Brouwers' verhalen zijn niet episch, maar muzikaal geconstrueerd. Ze beschrijven niet, ze roepen op. Zijn werk zit vol met leidmotieven, thematische herhalingen en verwerkingen, cadenzen en coda's.
De geconstrueerdheid van zijn romans en andere boeken gaat terug op de opvatting dat àlles in zijn boeken van belang moet zijn: ‘Je moet alles, een anekdotetje of fragmentje, een betekenis geven. Je mag niet zomaar iets schrijven, zelfs niet een woord’.Ga naar eindnoot13. Die tot het uiterste doorgevoerde constructie is dus steeds doelbewust en niet-toevallig. Vaak is ze ook voor de lezer zichtbaar. Het is geen geheimzinnige onderlaag, althans niet in intentie.
Wat is nu de achterliggende gedachte bij Brouwers' vakmatige compositiekunst in een boek dat de lezer als schoon kunstwerk moet overtuigen? Het uiteindelijke doel is schoonheid, maar schoonheid is geen natuurprodukt, het kan alleen worden gecreëerd, gewonnen door iemand die het in zijn vingers heeft. Het gaat daarbij in de eerste plaats om het effect, niet om de manier waarop het tot stand gebracht wordt. Weliswaar maakt Brouwers alleen gebruik van symbolen die binnen de context verantwoord zijn, en nooit van willekeurige, en even weliswaar geeft hij veel symboliek aan de lezers direct prijs, maar toch is het onmogelijk om alles in zijn werk te verklaren. ‘Met geen mogelijkheid is iemand te vinden die het zo uit elkaar kan rafelen dat hij alles wat er in zit, kan aantonen’.Ga naar eindnoot14. De totale interpreteerbaarheid van het werk lijkt me ook in het geheel niet Brouwers' bedoeling. Een wijs woord van de muziekhistoricus Grout over de structurele doorwrochtheid van Wagners opera's, schiet me te binnen als ik Brouwers over de compositie van zijn romans lees:
This structural framework, it must be said, is revealed only by analysis. The forms are not intended to be obvious to the listeners, and their essential outlines are modified by transitions, introductions, codas, varied repetitions, and many other devices.

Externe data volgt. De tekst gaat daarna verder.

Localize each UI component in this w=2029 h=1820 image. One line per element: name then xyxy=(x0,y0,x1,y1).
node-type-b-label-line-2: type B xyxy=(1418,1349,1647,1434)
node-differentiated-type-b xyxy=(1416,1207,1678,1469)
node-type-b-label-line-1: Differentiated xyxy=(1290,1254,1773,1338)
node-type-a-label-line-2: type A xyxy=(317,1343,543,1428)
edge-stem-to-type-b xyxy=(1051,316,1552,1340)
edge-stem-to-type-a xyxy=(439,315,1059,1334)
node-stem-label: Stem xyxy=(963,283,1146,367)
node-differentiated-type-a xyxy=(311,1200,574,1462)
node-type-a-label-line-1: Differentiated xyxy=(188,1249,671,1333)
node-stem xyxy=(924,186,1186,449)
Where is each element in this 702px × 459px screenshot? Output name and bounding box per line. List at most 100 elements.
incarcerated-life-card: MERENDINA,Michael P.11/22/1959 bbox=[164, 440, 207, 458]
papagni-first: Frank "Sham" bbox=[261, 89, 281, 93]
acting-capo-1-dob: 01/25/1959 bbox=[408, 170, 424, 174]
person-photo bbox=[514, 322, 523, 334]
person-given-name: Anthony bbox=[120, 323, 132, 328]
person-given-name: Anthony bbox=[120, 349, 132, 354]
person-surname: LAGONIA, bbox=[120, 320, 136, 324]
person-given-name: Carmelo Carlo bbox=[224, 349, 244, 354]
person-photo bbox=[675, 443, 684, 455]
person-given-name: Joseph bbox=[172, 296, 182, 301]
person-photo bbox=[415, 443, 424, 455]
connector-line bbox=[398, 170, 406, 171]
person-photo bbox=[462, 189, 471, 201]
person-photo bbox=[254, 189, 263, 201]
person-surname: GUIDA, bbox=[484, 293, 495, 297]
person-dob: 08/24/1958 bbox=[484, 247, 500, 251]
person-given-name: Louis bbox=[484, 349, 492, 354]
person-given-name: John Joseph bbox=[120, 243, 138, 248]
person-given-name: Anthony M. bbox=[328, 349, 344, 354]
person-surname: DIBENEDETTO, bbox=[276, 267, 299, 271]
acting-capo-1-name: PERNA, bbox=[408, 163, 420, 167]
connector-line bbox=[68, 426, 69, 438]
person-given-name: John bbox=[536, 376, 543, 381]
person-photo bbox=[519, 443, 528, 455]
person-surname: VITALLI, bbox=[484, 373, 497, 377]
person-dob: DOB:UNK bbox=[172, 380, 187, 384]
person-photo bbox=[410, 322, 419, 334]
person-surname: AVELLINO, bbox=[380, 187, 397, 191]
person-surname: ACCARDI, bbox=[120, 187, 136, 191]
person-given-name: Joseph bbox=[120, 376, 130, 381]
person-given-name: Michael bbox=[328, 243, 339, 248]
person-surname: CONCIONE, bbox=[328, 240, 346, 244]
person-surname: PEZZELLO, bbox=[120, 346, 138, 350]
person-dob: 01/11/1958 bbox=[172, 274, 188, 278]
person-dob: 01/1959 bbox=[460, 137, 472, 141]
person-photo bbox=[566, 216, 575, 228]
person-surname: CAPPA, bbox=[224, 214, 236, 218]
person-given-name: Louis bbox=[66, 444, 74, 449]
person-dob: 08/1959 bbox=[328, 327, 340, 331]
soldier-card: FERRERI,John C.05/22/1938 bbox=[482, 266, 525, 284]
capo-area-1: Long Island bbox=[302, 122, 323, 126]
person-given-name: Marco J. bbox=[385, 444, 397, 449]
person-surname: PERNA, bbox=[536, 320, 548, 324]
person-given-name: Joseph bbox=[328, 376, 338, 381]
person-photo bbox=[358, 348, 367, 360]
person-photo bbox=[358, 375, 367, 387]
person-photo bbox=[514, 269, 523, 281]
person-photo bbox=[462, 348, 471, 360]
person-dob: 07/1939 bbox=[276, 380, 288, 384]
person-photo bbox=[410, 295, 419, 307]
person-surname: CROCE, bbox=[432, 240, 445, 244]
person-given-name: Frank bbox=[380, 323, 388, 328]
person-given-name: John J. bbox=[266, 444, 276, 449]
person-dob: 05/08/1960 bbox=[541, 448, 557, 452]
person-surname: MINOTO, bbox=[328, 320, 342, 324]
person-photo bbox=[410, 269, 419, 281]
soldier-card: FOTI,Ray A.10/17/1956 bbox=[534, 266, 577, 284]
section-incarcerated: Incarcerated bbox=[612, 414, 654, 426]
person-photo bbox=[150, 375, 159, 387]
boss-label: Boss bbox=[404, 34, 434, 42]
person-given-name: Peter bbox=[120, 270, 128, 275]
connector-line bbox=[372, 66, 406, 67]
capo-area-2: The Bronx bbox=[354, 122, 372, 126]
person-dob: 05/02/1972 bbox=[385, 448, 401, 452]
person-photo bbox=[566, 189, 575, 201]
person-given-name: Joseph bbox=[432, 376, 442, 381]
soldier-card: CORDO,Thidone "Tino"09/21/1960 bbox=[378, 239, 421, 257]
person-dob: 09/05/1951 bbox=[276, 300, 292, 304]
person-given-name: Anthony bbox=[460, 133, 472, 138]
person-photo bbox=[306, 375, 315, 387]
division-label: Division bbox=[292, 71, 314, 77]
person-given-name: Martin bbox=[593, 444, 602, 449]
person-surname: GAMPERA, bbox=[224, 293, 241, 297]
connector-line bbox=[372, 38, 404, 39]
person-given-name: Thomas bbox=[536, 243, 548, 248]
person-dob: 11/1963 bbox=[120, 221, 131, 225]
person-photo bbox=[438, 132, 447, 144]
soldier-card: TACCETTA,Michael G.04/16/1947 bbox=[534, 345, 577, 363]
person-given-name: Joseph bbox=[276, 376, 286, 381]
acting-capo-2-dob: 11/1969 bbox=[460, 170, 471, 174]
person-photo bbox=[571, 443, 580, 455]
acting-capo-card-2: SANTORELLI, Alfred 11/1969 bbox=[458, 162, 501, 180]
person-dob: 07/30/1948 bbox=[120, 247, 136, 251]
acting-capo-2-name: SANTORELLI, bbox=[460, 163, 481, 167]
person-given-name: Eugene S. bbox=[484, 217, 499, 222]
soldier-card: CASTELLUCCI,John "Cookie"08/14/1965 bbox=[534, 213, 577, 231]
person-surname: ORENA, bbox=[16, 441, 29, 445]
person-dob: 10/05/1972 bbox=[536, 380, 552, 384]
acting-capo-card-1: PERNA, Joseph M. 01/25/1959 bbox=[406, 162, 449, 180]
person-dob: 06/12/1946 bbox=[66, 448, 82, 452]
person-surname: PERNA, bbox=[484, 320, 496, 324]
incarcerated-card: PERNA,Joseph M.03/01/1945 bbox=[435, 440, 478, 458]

‘Mijn truc is mooi, als je wilt kun je in mijn proza genoegen scheppen alleen om het proza’Ga naar eindnoot15.. Ook dat is een eigenschap van vooral muzikale kunst. Zelfs musicologen, met grote kennis van muzikaal vakmanschap en muzikale procédés kunnen niet aangeven waarom het ene muziekstuk mooier is dan het andere, waarom het vioolconcert van Brahms uittorent boven dat van Karl Goldmark. De onaanwijsbaarheid van het schoonheidselement in kunst, geldt heel in het bijzonder voor de muziek, omdat die abstract is en niet tot betekenis of herkenbare beelden herleid kan worden. Zo lijkt mij ook de ‘schoonheid’ van Brouwers' proza in laatste instantie niet aanwijsbaar, omdat ze in het abstracte vlak van taal, symboliek en constructie ligt, en niet in bijvoorbeeld het psychologisch-dramatische vlak, waarin je met een béétje eigen zieleleven mooie en treffende parallellen met het eigen, typisch menselijke bestaan kunt trekken.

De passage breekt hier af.